Sarah had plans to come off her prescription. She applied to do a Master’s degree in media, campaigning and social change that would have begun in September. She hoped her track record in activism would substitute for the normally required Bachelor’s degree. But, having left school at 14, she was rejected. She had planned to ditch the prescription after finishing the course.

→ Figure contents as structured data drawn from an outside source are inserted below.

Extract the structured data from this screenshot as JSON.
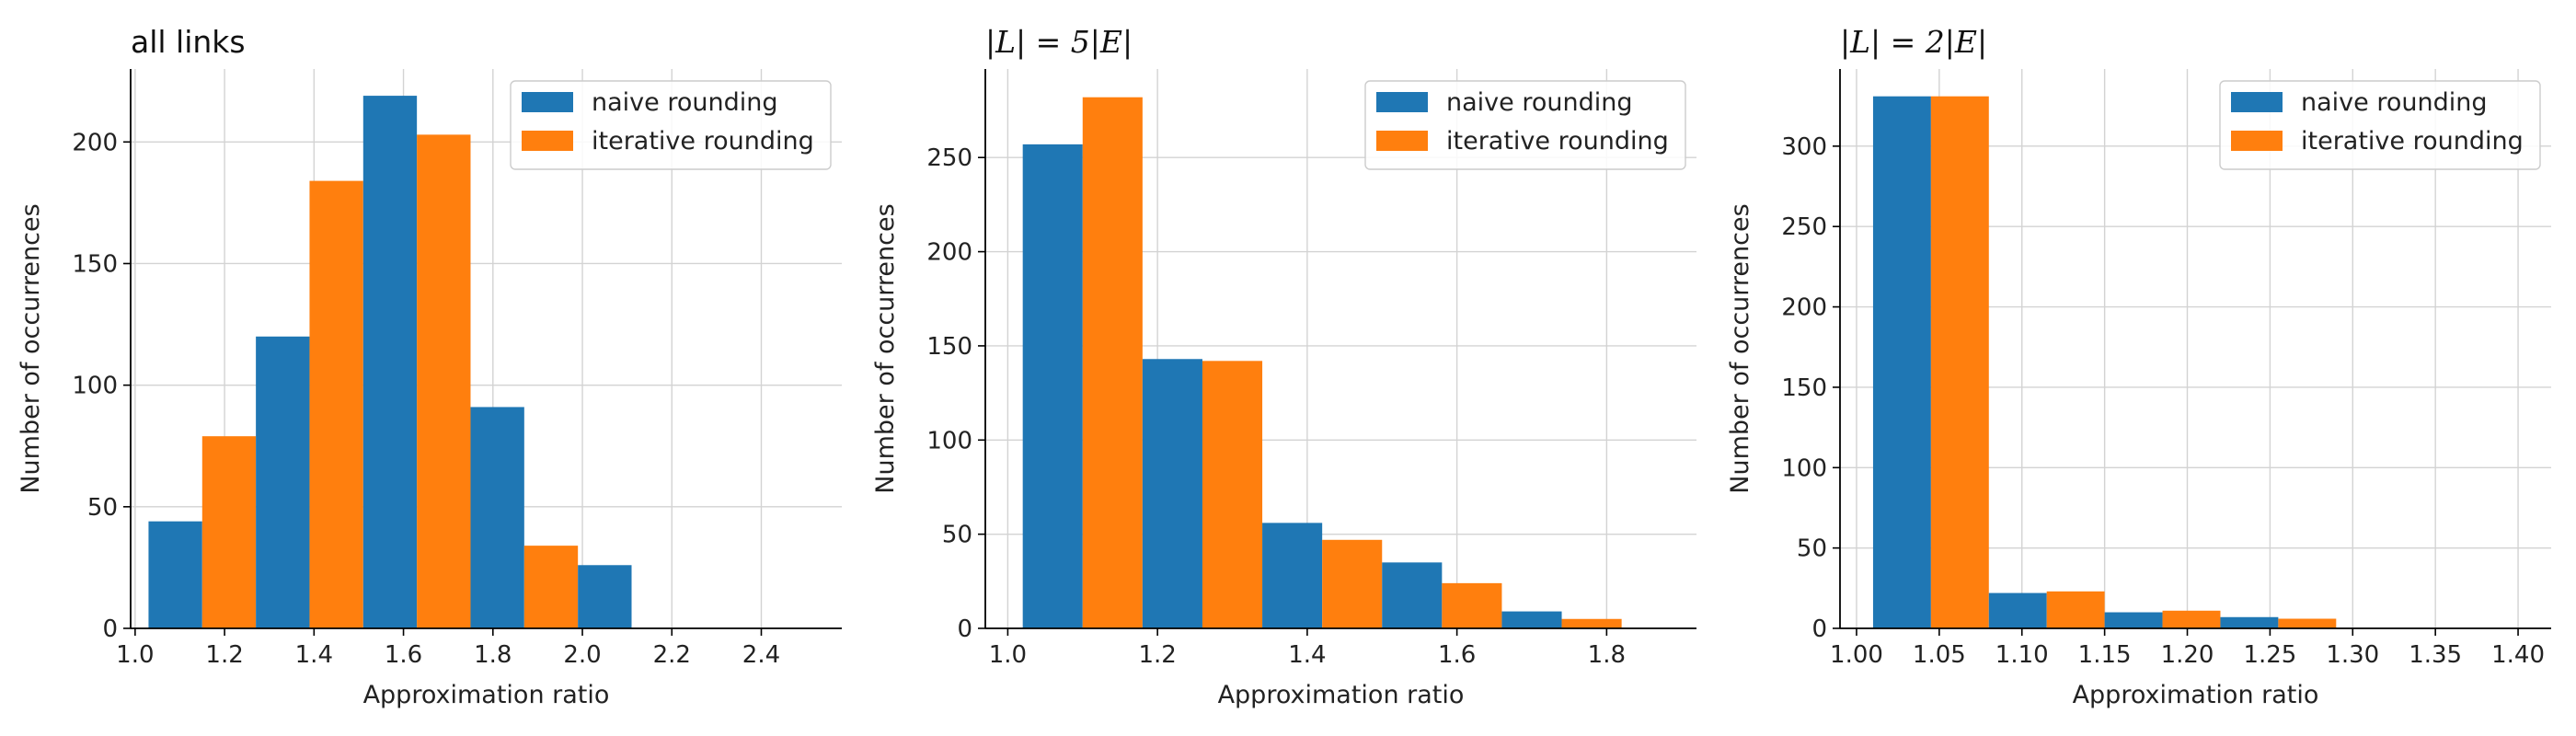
{
  "chart_data": [
    {
      "type": "bar",
      "title": "all links",
      "title_style": "text",
      "xlabel": "Approximation ratio",
      "ylabel": "Number of occurrences",
      "xlim": [
        0.99,
        2.58
      ],
      "ylim": [
        0,
        230
      ],
      "xticks": [
        1.0,
        1.2,
        1.4,
        1.6,
        1.8,
        2.0,
        2.2,
        2.4
      ],
      "xtick_labels": [
        "1.0",
        "1.2",
        "1.4",
        "1.6",
        "1.8",
        "2.0",
        "2.2",
        "2.4"
      ],
      "yticks": [
        0,
        50,
        100,
        150,
        200
      ],
      "ytick_labels": [
        "0",
        "50",
        "100",
        "150",
        "200"
      ],
      "bin_edges": [
        1.03,
        1.27,
        1.51,
        1.75,
        1.99,
        2.23,
        2.47
      ],
      "series": [
        {
          "name": "naive rounding",
          "color": "#1f77b4",
          "values": [
            44,
            120,
            219,
            91,
            26,
            0
          ]
        },
        {
          "name": "iterative rounding",
          "color": "#ff7f0e",
          "values": [
            79,
            184,
            203,
            34,
            0,
            0
          ]
        }
      ],
      "grid": true,
      "legend_position": "top-right"
    },
    {
      "type": "bar",
      "title": "|L| = 5|E|",
      "title_style": "math",
      "xlabel": "Approximation ratio",
      "ylabel": "Number of occurrences",
      "xlim": [
        0.97,
        1.92
      ],
      "ylim": [
        0,
        297
      ],
      "xticks": [
        1.0,
        1.2,
        1.4,
        1.6,
        1.8
      ],
      "xtick_labels": [
        "1.0",
        "1.2",
        "1.4",
        "1.6",
        "1.8"
      ],
      "yticks": [
        0,
        50,
        100,
        150,
        200,
        250
      ],
      "ytick_labels": [
        "0",
        "50",
        "100",
        "150",
        "200",
        "250"
      ],
      "bin_edges": [
        1.02,
        1.18,
        1.34,
        1.5,
        1.66,
        1.82
      ],
      "series": [
        {
          "name": "naive rounding",
          "color": "#1f77b4",
          "values": [
            257,
            143,
            56,
            35,
            9
          ]
        },
        {
          "name": "iterative rounding",
          "color": "#ff7f0e",
          "values": [
            282,
            142,
            47,
            24,
            5
          ]
        }
      ],
      "grid": true,
      "legend_position": "top-right"
    },
    {
      "type": "bar",
      "title": "|L| = 2|E|",
      "title_style": "math",
      "xlabel": "Approximation ratio",
      "ylabel": "Number of occurrences",
      "xlim": [
        0.99,
        1.42
      ],
      "ylim": [
        0,
        348
      ],
      "xticks": [
        1.0,
        1.05,
        1.1,
        1.15,
        1.2,
        1.25,
        1.3,
        1.35,
        1.4
      ],
      "xtick_labels": [
        "1.00",
        "1.05",
        "1.10",
        "1.15",
        "1.20",
        "1.25",
        "1.30",
        "1.35",
        "1.40"
      ],
      "yticks": [
        0,
        50,
        100,
        150,
        200,
        250,
        300
      ],
      "ytick_labels": [
        "0",
        "50",
        "100",
        "150",
        "200",
        "250",
        "300"
      ],
      "bin_edges": [
        1.01,
        1.08,
        1.15,
        1.22,
        1.29,
        1.36,
        1.43
      ],
      "series": [
        {
          "name": "naive rounding",
          "color": "#1f77b4",
          "values": [
            331,
            22,
            10,
            7,
            0,
            0
          ]
        },
        {
          "name": "iterative rounding",
          "color": "#ff7f0e",
          "values": [
            331,
            23,
            11,
            6,
            0,
            0
          ]
        }
      ],
      "grid": true,
      "legend_position": "top-right"
    }
  ]
}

Sarah: “By the time you get to my age, you’ve got a history of a lot or relapses. The thought of giving up... It’s something I want to do, it’s something I don’t want to get wrong... I don’t want to make a mistake.”

She is self-conscious telling people she has been on it for more than a decade, fearing they’ll say: “Oh, well you’ll be on it forever.”

“It’s not like that... There really is that worry that I won’t get it back... It’s not just like, if you’re a drinker and you stop drinking and you go the pub one day and you have a drink: That’s not going to kill you. But a relapse, when you have low tolerance, that’s when people die. That’s probably when most overdoses happen... They’ve lost their tolerance, they have just a bit. They’re not with someone. They’ve had it. It’s so dangerous.”

“I’d never get this prescription back,” she adds. I ask why she thinks so. “I know so. Once I walk out this door, it closes behind me.”